The same operator works on Option<T>, propagating None up:
fun first_two(xs: List<Int>) -> Option<Int>
let a = xs.first()?
let b = xs.get(1)?
return Some(a + b)The function returns Option<Int>, so the ? on each line propagates None to the caller. The same rule applies for both: the enclosing function must return a matching Option / Result shape, otherwise the compiler rejects the ?.
Why no exceptions
The cost of unchecked exceptions: every function can fail in ways its signature does not declare, and the type system cannot help you enumerate the failure modes. The runtime answer is "wrap everything in try", which most code does not.
Capa's approach: failure becomes a value, the value carries a type, the compiler refuses to let you ignore it. The ? operator gives you the ergonomics of unchecked exceptions in the cases where you genuinely want to "fail through", and full pattern matching for the cases where you want to recover.
The one escape hatch is Unsafe (chapter 8 introduces capabilities; Unsafe is the most permissive). Python interop crosses an Unsafe boundary and brings Python's exception semantics back into the program; the manifest flags every such function.

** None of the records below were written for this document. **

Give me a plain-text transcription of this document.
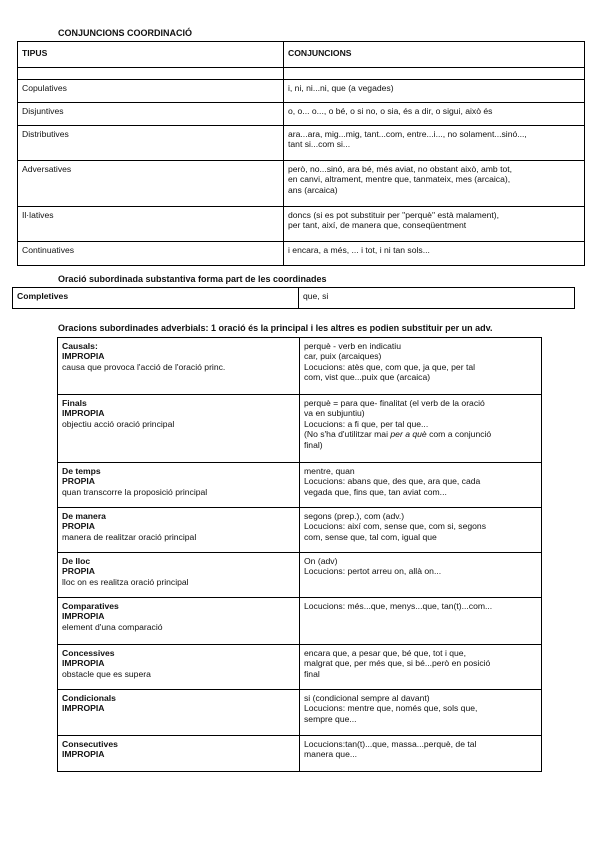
CONJUNCIONS COORDINACIÓ
TIPUS	CONJUNCIONS

Copulatives	i, ni, ni...ni, que (a vegades)

Disjuntives	o, o... o..., o bé, o si no, o sia, és a dir, o sigui, això és

Distributives	ara...ara, mig...mig, tant...com, entre...i..., no solament...sinó...,
tant si...com si...

Adversatives	però, no...sinó, ara bé, més aviat, no obstant això, amb tot,
en canvi, altrament, mentre que, tanmateix, mes (arcaica),
ans (arcaica)

Il·latives	doncs (si es pot substituir per "perquè" està malament),
per tant, així, de manera que, conseqüentment

Continuatives	i encara, a més, ... i tot, i ni tan sols...
Oració subordinada substantiva forma part de les coordinades
Completives	que, si
Oracions subordinades adverbials: 1 oració és la principal i les altres es podien substituir per un adv.
Causals:
IMPROPIA
causa que provoca l'acció de l'oració princ.	perquè - verb en indicatiu
car, puix (arcaiques)
Locucions: atès que, com que, ja que, per tal
com, vist que...puix que (arcaica)

Finals
IMPROPIA
objectiu acció oració principal	perquè = para que- finalitat (el verb de la oració
va en subjuntiu)
Locucions: a fi que, per tal que...
(No s'ha d'utilitzar mai per a què com a conjunció
final)

De temps
PROPIA
quan transcorre la proposició principal	mentre, quan
Locucions: abans que, des que, ara que, cada
vegada que, fins que, tan aviat com...

De manera
PROPIA
manera de realitzar oració principal	segons (prep.), com (adv.)
Locucions: així com, sense que, com si, segons
com, sense que, tal com, igual que

De lloc
PROPIA
lloc on es realitza oració principal	On (adv)
Locucions: pertot arreu on, allà on...

Comparatives
IMPROPIA
element d'una comparació	Locucions: més...que, menys...que, tan(t)...com...

Concessives
IMPROPIA
obstacle que es supera	encara que, a pesar que, bé que, tot i que,
malgrat que, per més que, si bé...però en posició
final

Condicionals
IMPROPIA	si (condicional sempre al davant)
Locucions: mentre que, només que, sols que,
sempre que...

Consecutives
IMPROPIA	Locucions:tan(t)...que, massa...perquè, de tal
manera que...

Try this. Write fun safe_divide(a: Int, b: Int) -> Option<Int> that returns None when b is zero. Now write a caller that uses ? to chain two divisions and returns None if either fails.
The two error modes
First: ? in a function whose return type does not match. If the inner expression is Result<T, E>, the function must also return a Result<_, E>:
fun read_first_line(fs: Fs) -> String
let text = fs.read_to_string("config.txt")?
return texterror: '?' can only propagate to a function returning Result<_, E>
or Option<_>; this function returns String
2 | let text = fs.read_to_string("config.txt")?
^Either change the return type to Result<String, IoError>, or stop using ? and pattern-match locally.
Second: forgetting that Option is not the inner type. Same shape we saw at the end of chapter 5:
fun main(stdio: Stdio)
let xs = [10, 20, 30]
let doubled = xs.first() * 2error: '*': expected Int * Int or Float * Float,
got Option<Int> * IntPattern match on the Option, use .unwrap_or(default), or apply ? when the enclosing function returns a compatible type.
Where you are now
You can model failures as values, handle them with match, propagate them with ?. The next chapter is the heart of Capa: capabilities. We have been using Stdio all along; chapter 8 is where it stops being a magic word and starts being a tool you reason with.